Several studies have demonstrated that the locoregional recurrence rate for segmentectomy is not inferior to that for lobectomy in patients with NSCLC (16-18). Ginsberg et al. demonstrated no significant differences in outcome between lobectomy and anatomical segmentectomy, although this was based on a subset analysis (18). Furthermore, the proportion of uncommon segmentectomies in these studies was not reported. An uncommon segmentectomy is characterized by two or more divided intersegmental planes. Therefore, it is more difficult to create an appropriate intersegmental plane during uncommon versus common segmentectomy. As a result, uncommon segmentectomy has more difficulties with respect to achieving an oncological safety margin than common segmentectomy, which might increase the local recurrence rate. Nevertheless, the non-inferiority of uncommon segmentectomy in terms of the local recurrence rate was shown in this study using preoperative 3D-CT angiography and bronchography. However, the number of patients in this study was relatively small; a larger prospective study might be necessary to accurately determine the local recurrence rate in uncommon pulmonary segmentectomy.
In this study, we showed the non-inferiority of uncommon pulmonary segmentectomy compared to common segmentectomies in short-term perioperative outcomes. Thoracoscopic uncommon pulmonary segmentectomy is feasible and safe with use of appropriate techniques. It also helps ensure a sufficient oncological safety margin through division of the appropriate intersegmental plane.
The authors appreciate all of the surgeons and coworkers who contributed to this study, and we thank the editors and reviewers for their assistance with the manuscript.

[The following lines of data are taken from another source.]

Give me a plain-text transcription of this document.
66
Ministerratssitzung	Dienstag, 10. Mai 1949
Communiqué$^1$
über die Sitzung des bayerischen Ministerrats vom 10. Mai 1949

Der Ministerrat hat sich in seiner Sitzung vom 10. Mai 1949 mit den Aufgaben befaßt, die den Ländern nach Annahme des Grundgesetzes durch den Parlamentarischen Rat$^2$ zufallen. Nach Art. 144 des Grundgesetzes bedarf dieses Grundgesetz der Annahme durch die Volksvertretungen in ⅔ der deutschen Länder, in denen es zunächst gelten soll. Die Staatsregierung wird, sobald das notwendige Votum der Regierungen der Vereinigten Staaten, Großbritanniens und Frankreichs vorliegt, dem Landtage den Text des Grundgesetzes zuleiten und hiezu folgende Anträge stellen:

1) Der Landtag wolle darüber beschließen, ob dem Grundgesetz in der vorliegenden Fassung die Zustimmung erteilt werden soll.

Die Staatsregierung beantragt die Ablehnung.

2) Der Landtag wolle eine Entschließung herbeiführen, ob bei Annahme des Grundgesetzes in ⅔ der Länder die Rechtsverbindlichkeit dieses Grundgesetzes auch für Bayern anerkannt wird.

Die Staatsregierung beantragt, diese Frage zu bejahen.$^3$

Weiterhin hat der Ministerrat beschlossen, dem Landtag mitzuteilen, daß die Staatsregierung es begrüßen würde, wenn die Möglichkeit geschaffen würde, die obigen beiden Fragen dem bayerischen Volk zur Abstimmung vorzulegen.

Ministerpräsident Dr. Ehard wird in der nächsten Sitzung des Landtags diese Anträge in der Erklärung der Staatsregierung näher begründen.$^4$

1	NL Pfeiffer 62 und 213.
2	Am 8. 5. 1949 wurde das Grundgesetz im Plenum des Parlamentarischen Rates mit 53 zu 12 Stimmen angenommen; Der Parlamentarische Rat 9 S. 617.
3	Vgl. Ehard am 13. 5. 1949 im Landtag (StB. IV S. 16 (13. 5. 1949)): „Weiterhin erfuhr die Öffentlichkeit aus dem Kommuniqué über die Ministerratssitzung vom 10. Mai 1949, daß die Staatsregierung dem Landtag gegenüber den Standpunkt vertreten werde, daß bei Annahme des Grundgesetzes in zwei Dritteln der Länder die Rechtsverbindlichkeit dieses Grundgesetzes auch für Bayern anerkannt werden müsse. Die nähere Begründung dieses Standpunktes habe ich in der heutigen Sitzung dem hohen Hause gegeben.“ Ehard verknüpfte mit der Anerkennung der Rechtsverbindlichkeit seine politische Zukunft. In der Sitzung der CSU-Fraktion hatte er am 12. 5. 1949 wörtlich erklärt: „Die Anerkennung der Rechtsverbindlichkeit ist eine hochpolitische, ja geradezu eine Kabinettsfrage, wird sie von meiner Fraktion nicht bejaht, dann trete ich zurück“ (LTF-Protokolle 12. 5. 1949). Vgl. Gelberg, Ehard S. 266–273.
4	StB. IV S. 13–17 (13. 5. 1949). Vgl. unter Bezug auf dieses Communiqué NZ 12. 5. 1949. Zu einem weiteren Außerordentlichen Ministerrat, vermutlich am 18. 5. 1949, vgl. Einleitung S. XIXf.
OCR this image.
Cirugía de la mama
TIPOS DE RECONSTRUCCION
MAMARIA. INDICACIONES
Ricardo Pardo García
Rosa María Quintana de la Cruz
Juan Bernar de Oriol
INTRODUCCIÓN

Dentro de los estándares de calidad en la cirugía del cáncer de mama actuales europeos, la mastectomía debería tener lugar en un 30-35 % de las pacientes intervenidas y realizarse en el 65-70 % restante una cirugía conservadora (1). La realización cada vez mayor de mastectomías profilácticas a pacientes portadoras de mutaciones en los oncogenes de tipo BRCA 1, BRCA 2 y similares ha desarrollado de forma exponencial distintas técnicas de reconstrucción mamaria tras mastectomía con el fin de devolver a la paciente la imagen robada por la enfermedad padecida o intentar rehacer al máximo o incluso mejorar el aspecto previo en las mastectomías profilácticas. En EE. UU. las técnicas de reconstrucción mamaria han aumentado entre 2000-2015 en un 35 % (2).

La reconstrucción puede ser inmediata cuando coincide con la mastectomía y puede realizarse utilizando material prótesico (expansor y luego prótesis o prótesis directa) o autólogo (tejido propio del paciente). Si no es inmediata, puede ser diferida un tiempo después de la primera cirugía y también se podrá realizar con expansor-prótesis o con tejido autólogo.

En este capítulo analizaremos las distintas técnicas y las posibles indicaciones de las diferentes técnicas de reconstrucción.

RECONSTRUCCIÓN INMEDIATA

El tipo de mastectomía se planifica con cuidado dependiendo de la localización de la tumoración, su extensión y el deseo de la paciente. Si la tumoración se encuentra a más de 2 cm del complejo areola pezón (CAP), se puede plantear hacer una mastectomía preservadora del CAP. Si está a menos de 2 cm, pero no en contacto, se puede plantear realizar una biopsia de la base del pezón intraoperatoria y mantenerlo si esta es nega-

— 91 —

Conflicts of Interest: Meeting presentation: The abstract has been presented at the 27th European Conference on General Thoracic Surgery of the European Society of Thoracic Surgeons, Dublin, Ireland, 9-12 June 2019.
Ethical Statement: The authors are accountable for all aspects of the work in ensuring that questions related to the accuracy or integrity of any part of the work are appropriately investigated and resolved. This study was approved by Japanese Red Cross Maebashi Hospital Institutional Review Board (No. 2019-16); all patients provided written informed consent prior to their inclusion in the study.